The cartel’s latest World Oil Outlook report (PDF) predicts that demand for crude oil will increase by 18 million barrels per day to 110 million barrels by 2040, according to excerpts highlighted by The Telegraph.
The forecast acknowledges an expected increase in the number of alternative-fuel vehicles, with particularly strong growth for mild hybrids. Diesel vehicle numbers are also slated to grow.
Despite the rise of hybrids, OPEC believes gasoline will remain dominant well into the future — powering 94 percent of all vehicles in 2040 if the prediction proves accurate.
The report does show an increase in plug-in hybrids and battery EVs, however the authors suggest traditional gasoline and diesel vehicles will continue to climb at an even faster pace. Collectively, the oil exporting countries are anticipating 2.1 billion cars across the globe by 2040, representing more than double the current estimate.
“Without a technology breakthrough, battery electric vehicles are not expected to gain significant market share in the foreseeable future,” the authors note.
Battery prices are expected to continue a downward slide, making long-range EVs more affordable in the coming years.

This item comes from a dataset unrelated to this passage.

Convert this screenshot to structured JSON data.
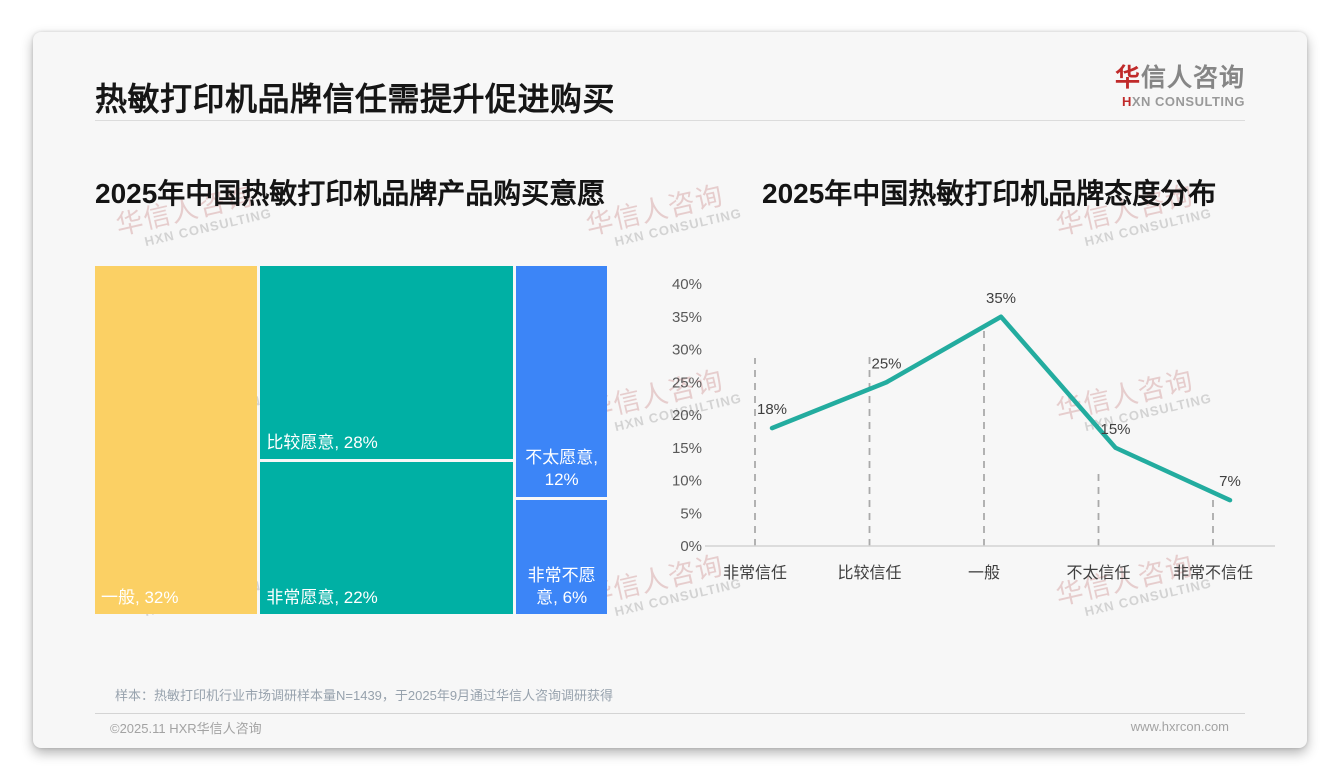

Tesla Motors’ Model 3, Chevrolet’s Bolt and other upcoming segment peers will be relying on the trend to continue, providing buyers with several options for 200+ mile electric vehicles in the $35,000-$40,000 range by 2017.
Higher gasoline prices tend to encourage buyers to consider EVs and hybrid vehicles. Oil is relatively cheap in the current market, hovering around $30-$40 per barrel — not far above the 10-year low recorded in 2008 — but OPEC hopes to more than double the price by 2020 and hit nearly $100 per barrel by 2040.
Prices of both oil and batteries have been difficult to precisely predict, leaving some uncertainty surrounding the OPEC forecast.